/transformers-icl-higher-order

Official repository for our paper, Transformers Learn Higher-Order Optimization Methods for In-Context Learning: A Study with Linear Models.

Primary LanguagePython

Transformers Learn Higher-Order Optimization Methods for In-Context Learning: A Study with Linear Models

This is an official repository for our paper, Transformers Learn Higher-Order Optimization Methods for In-Context Learning: A Study with Linear Models.

@misc{fu2023transformers,
    title={Transformers Learn Higher-Order Optimization Methods for In-Context Learning: A Study with Linear Models}, 
    author={Deqing Fu and Tian-Qi Chen and Robin Jia and Vatsal Sharan},
    year={2023},
    eprint={2310.17086},
    archivePrefix={arXiv},
    primaryClass={cs.LG}
}

Codes are mostly modified from this prior work.

Getting started

You can start by cloning our repository and following the steps below.

  1. Install the dependencies for our code using Conda. You may need to adjust the environment YAML file depending on your setup.

    conda env create -f environment.yml
    conda activate transformers_icl_opt
    
  2. Download model checkpoints and extract them in the current directory.

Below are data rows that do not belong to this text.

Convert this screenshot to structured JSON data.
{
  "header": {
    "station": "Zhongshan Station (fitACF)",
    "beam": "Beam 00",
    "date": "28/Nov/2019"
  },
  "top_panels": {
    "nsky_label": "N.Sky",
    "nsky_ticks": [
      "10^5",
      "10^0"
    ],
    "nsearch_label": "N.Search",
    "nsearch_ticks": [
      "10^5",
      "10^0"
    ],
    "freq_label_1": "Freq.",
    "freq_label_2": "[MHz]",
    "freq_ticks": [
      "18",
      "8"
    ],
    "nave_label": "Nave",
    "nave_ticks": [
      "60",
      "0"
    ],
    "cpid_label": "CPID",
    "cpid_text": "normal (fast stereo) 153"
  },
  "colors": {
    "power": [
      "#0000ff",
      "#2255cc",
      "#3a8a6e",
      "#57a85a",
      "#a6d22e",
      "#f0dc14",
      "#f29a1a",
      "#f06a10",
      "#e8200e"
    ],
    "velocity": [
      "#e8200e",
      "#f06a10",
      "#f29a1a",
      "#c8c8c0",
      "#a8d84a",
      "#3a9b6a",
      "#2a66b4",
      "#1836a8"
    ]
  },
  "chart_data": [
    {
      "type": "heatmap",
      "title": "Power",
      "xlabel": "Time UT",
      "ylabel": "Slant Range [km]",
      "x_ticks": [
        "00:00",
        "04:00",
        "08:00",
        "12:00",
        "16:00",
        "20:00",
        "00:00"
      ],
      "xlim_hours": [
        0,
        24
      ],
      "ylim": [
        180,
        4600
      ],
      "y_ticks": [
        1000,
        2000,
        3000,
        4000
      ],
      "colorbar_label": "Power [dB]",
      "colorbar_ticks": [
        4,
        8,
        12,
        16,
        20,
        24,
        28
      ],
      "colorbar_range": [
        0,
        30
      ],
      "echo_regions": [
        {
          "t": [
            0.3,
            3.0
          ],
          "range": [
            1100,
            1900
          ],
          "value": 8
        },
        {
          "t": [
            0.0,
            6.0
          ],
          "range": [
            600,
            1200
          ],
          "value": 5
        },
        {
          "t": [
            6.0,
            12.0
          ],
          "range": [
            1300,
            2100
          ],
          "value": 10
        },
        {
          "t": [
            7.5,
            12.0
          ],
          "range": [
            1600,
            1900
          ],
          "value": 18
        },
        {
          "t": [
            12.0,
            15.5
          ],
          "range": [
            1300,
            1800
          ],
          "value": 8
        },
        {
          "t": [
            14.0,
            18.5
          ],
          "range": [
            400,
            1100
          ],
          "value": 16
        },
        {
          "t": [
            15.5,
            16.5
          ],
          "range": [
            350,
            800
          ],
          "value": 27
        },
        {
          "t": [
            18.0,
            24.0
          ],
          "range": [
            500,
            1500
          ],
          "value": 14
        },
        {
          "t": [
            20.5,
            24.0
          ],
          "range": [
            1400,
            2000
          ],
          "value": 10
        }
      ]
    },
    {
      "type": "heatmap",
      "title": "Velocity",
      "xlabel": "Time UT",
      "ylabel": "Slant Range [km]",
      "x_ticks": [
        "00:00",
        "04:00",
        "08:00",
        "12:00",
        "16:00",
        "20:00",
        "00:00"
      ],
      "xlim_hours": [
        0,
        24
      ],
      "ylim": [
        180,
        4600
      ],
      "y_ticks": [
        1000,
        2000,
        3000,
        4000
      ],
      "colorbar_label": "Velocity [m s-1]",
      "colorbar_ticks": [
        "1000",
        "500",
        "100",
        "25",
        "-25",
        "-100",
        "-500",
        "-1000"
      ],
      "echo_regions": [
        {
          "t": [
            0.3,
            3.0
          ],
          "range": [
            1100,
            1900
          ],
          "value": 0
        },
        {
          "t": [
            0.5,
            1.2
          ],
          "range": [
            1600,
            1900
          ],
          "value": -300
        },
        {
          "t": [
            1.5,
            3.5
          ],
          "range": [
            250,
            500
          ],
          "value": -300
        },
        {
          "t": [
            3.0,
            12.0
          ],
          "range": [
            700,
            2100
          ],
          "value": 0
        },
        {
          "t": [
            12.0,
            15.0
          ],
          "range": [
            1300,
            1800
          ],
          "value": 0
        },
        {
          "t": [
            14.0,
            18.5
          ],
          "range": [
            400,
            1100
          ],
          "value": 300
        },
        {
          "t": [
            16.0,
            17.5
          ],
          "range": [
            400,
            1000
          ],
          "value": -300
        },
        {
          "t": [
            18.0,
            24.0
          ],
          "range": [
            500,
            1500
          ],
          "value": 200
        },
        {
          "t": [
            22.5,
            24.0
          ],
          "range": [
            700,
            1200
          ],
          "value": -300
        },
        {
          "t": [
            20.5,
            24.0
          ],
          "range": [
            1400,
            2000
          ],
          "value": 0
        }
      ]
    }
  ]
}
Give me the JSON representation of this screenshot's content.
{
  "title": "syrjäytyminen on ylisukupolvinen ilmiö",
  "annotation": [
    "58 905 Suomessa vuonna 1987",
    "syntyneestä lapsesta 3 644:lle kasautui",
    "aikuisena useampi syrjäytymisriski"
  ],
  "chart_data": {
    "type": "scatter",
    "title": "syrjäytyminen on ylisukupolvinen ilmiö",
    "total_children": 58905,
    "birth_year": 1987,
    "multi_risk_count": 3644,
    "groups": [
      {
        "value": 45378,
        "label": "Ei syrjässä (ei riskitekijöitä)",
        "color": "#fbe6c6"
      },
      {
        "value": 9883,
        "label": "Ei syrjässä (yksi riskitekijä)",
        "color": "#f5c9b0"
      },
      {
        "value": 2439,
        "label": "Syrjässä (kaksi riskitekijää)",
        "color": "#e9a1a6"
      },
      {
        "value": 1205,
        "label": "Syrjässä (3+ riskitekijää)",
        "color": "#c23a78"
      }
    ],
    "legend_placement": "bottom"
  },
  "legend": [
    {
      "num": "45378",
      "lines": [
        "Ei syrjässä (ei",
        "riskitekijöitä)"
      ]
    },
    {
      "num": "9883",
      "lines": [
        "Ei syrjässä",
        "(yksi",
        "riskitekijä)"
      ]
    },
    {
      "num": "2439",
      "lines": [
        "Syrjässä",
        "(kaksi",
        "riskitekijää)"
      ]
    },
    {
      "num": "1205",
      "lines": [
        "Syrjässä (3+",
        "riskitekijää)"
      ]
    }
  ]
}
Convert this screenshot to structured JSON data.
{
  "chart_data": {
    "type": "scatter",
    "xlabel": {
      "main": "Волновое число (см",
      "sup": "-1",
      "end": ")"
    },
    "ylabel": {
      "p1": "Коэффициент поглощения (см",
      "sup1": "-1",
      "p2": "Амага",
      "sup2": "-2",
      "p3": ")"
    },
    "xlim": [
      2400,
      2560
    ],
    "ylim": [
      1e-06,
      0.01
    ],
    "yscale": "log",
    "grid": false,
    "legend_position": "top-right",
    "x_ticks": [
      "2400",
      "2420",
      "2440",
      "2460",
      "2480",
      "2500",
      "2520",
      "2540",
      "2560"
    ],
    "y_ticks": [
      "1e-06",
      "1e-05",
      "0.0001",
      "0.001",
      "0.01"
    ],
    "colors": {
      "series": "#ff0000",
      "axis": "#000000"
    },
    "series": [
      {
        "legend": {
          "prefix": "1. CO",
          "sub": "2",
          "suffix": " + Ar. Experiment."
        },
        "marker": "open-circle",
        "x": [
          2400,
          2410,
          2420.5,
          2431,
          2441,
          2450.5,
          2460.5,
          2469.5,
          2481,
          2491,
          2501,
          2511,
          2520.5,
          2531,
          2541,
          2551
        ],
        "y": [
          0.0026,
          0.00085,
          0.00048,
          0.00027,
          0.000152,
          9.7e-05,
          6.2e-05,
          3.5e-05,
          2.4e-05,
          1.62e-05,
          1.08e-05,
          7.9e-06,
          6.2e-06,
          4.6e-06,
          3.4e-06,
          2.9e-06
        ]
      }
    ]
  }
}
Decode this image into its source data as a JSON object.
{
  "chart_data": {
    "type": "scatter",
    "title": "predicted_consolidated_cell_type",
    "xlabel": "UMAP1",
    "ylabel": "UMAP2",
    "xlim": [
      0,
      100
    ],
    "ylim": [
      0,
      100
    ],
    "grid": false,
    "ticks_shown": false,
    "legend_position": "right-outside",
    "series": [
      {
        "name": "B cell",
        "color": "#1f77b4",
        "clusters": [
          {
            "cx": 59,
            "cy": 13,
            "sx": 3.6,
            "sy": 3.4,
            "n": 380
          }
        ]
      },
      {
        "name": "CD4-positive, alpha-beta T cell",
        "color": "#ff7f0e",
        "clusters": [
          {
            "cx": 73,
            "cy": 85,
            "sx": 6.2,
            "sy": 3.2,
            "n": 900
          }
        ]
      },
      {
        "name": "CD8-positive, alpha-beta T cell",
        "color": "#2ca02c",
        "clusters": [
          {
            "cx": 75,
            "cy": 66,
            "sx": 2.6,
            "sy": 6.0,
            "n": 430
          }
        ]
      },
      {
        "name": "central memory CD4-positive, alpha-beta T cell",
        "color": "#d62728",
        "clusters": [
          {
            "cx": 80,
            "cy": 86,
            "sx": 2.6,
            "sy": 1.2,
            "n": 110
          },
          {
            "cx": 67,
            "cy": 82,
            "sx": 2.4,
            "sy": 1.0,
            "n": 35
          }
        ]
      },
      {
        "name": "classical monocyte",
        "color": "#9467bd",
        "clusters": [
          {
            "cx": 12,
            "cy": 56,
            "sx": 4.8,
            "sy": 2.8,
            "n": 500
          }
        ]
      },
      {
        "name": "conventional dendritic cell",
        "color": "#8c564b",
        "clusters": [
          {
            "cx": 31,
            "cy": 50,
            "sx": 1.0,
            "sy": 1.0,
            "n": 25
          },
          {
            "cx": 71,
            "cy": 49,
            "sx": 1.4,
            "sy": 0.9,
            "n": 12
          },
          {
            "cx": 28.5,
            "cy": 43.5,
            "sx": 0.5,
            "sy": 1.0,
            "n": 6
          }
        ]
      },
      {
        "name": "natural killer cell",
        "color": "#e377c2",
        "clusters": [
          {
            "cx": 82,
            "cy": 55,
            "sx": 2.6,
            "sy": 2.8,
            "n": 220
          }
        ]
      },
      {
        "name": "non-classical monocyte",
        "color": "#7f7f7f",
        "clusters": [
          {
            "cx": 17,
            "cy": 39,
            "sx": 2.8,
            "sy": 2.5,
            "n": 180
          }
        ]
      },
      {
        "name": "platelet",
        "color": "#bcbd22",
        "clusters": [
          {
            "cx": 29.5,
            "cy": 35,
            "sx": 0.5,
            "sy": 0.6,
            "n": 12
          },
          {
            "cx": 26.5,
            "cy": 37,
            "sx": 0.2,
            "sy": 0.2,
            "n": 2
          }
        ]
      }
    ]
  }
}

    wget https://github.com/dtsip/in-context-learning/releases/download/initial/models.zip
    unzip models.zip
    
  3. Run probing for each Transformers layer

    cd src
    python probing.py
    
  4. Compute Transformer's similarities to both Iterative Newton's Method and Gradient Descent

    python eval_similarity.py
    

    This will plot Fig. 1(a) and Fig. 3 in the paper, under a new folder eval.